Page:Zola - La Débâcle.djvu/101

La bibliothèque libre.
Cette page a été validée par deux contributeurs.


V


Le lendemain, le 26, Maurice se leva courbaturé, les épaules brisées, de sa nuit sous la tente. Il ne s’était pas habitué encore à la terre dure ; et, comme, la veille, on avait défendu aux hommes d’ôter leurs souliers, et que les sergents étaient passés, tâtant dans l’ombre, s’assurant que tous étaient bien chaussés et guêtrés, son pied n’allait guère mieux, endolori, brûlant de fièvre ; sans compter qu’il devait avoir pris un coup de froid aux jambes, ayant eu l’imprudence de les allonger hors des toiles, pour les détendre.

Jean lui dit tout de suite :

— Mon petit, si l’on doit marcher aujourd’hui, tu ferais bien de voir le major et de te faire coller dans une voiture.

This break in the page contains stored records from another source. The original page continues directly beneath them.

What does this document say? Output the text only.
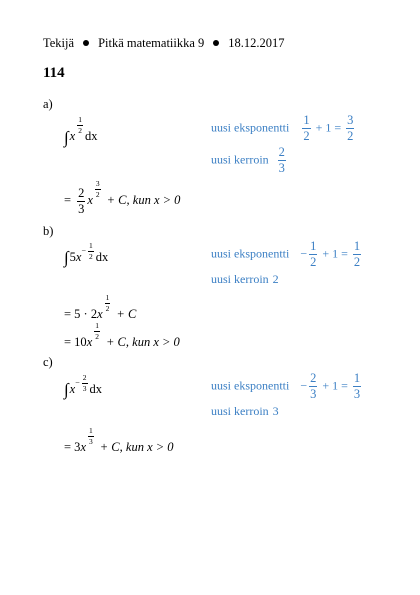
Tekijä Pitkä matematiikka 9 18.12.2017
114
a)
∫x
$\frac{1}{2}$
dx
uusi eksponentti $\frac{1}{2} + 1 = \frac{3}{2}$
uusi kerroin $\frac{2}{3}$
= $\frac{2}{3}$ x
$\frac{3}{2}$
+ C, kun x > 0
b)
$\int 5x- \frac{1}{2}$ dx	uusi eksponentti − $\frac{1}{2} + 1 = \frac{1}{2}$
uusi kerroin 2
= 5 · 2x
$\frac{1}{2}$
+ C
= 10x
$\frac{1}{2}$
+ C, kun x > 0
c)
$\int x- \frac{2}{3}$ dx	uusi eksponentti − $\frac{2}{3} + 1 = \frac{1}{3}$
uusi kerroin 3
= 3x
$\frac{1}{3}$
+ C, kun x > 0
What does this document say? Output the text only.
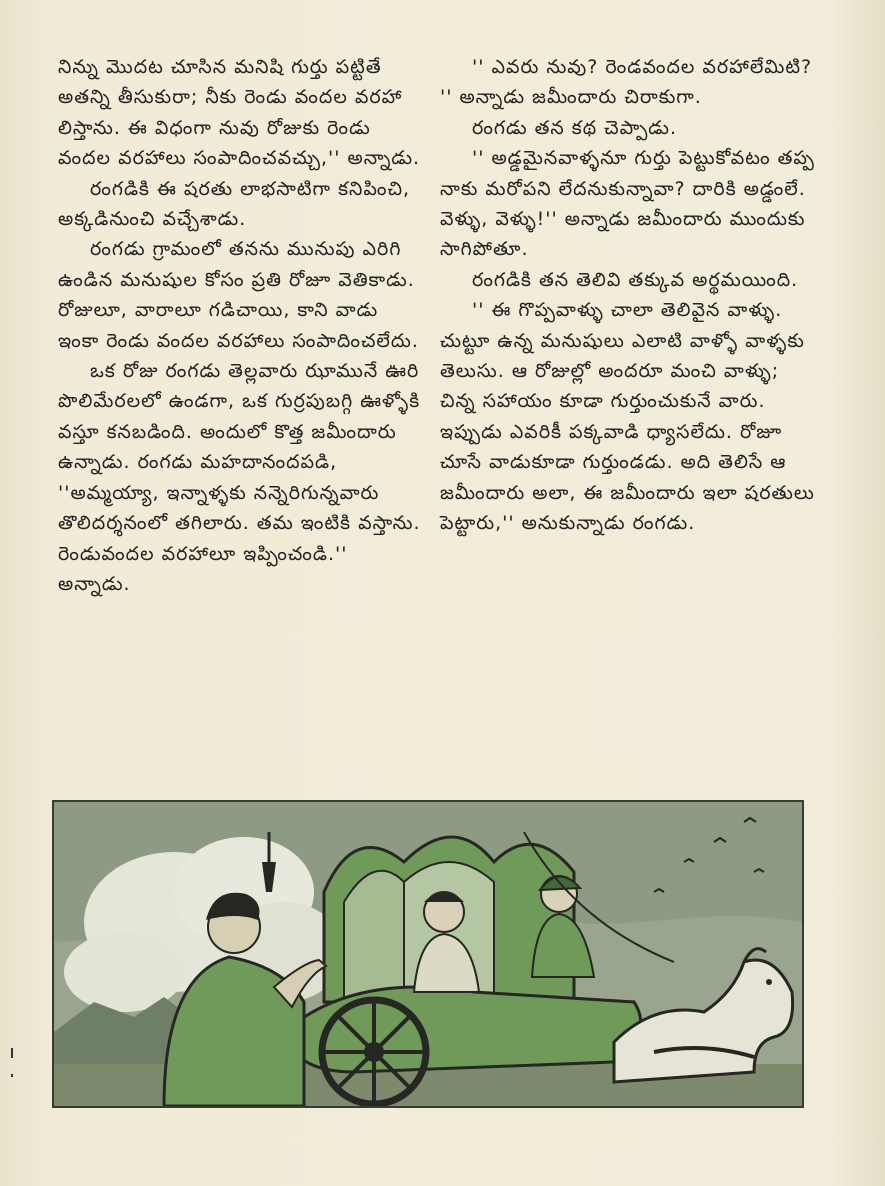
నిన్ను మొదట చూసిన మనిషి గుర్తు పట్టితే అతన్ని తీసుకురా; నీకు రెండు వందల వరహా లిస్తాను. ఈ విధంగా నువు రోజుకు రెండు వందల వరహాలు సంపాదించవచ్చు,'' అన్నాడు.

రంగడికి ఈ షరతు లాభసాటిగా కనిపించి, అక్కడినుంచి వచ్చేశాడు.

రంగడు గ్రామంలో తనను మునుపు ఎరిగి ఉండిన మనుషుల కోసం ప్రతి రోజూ వెతికాడు. రోజులూ, వారాలూ గడిచాయి, కాని వాడు ఇంకా రెండు వందల వరహాలు సంపాదించలేదు.

ఒక రోజు రంగడు తెల్లవారు ఝామునే ఊరి పొలిమేరలలో ఉండగా, ఒక గుర్రపుబగ్గి ఊళ్ళోకి వస్తూ కనబడింది. అందులో కొత్త జమీందారు ఉన్నాడు. రంగడు మహదానందపడి, ''అమ్మయ్యా, ఇన్నాళ్ళకు నన్నెరిగున్నవారు తొలిదర్శనంలో తగిలారు. తమ ఇంటికి వస్తాను. రెండువందల వరహాలూ ఇప్పించండి.'' అన్నాడు.

'' ఎవరు నువు? రెండవందల వరహాలేమిటి? '' అన్నాడు జమీందారు చిరాకుగా.

రంగడు తన కథ చెప్పాడు.

'' అడ్డమైనవాళ్ళనూ గుర్తు పెట్టుకోవటం తప్ప నాకు మరోపని లేదనుకున్నావా? దారికి అడ్డంలే. వెళ్ళు, వెళ్ళు!'' అన్నాడు జమీందారు ముందుకు సాగిపోతూ.

రంగడికి తన తెలివి తక్కువ అర్థమయింది.

'' ఈ గొప్పవాళ్ళు చాలా తెలివైన వాళ్ళు. చుట్టూ ఉన్న మనుషులు ఎలాటి వాళ్ళో వాళ్ళకు తెలుసు. ఆ రోజుల్లో అందరూ మంచి వాళ్ళు; చిన్న సహాయం కూడా గుర్తుంచుకునే వారు. ఇప్పుడు ఎవరికీ పక్కవాడి ధ్యాసలేదు. రోజూ చూసే వాడుకూడా గుర్తుండడు. అది తెలిసే ఆ జమీందారు అలా, ఈ జమీందారు ఇలా షరతులు పెట్టారు,'' అనుకున్నాడు రంగడు.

Mais on ne savait rien, les bruits les plus contraires circulaient. On crut un moment qu’on se remettait en route, le camp fut levé, tout le corps d’armée s’ébranla et traversa Vouziers, en ne laissant sur la rive gauche de l’Aisne qu’une brigade de la deuxième division, pour continuer à surveiller la route de Monthois. Puis, brusquement, de l’autre côté de la ville, sur la rive droite, on s’arrêta, les faisceaux furent formés dans les champs et dans les prairies qui s’étendent aux deux bords de la route de Grand-Pré. Et, à ce moment, le départ du 4e hussards, s’éloignant au grand trot par cette route, fit faire toutes sortes de conjectures.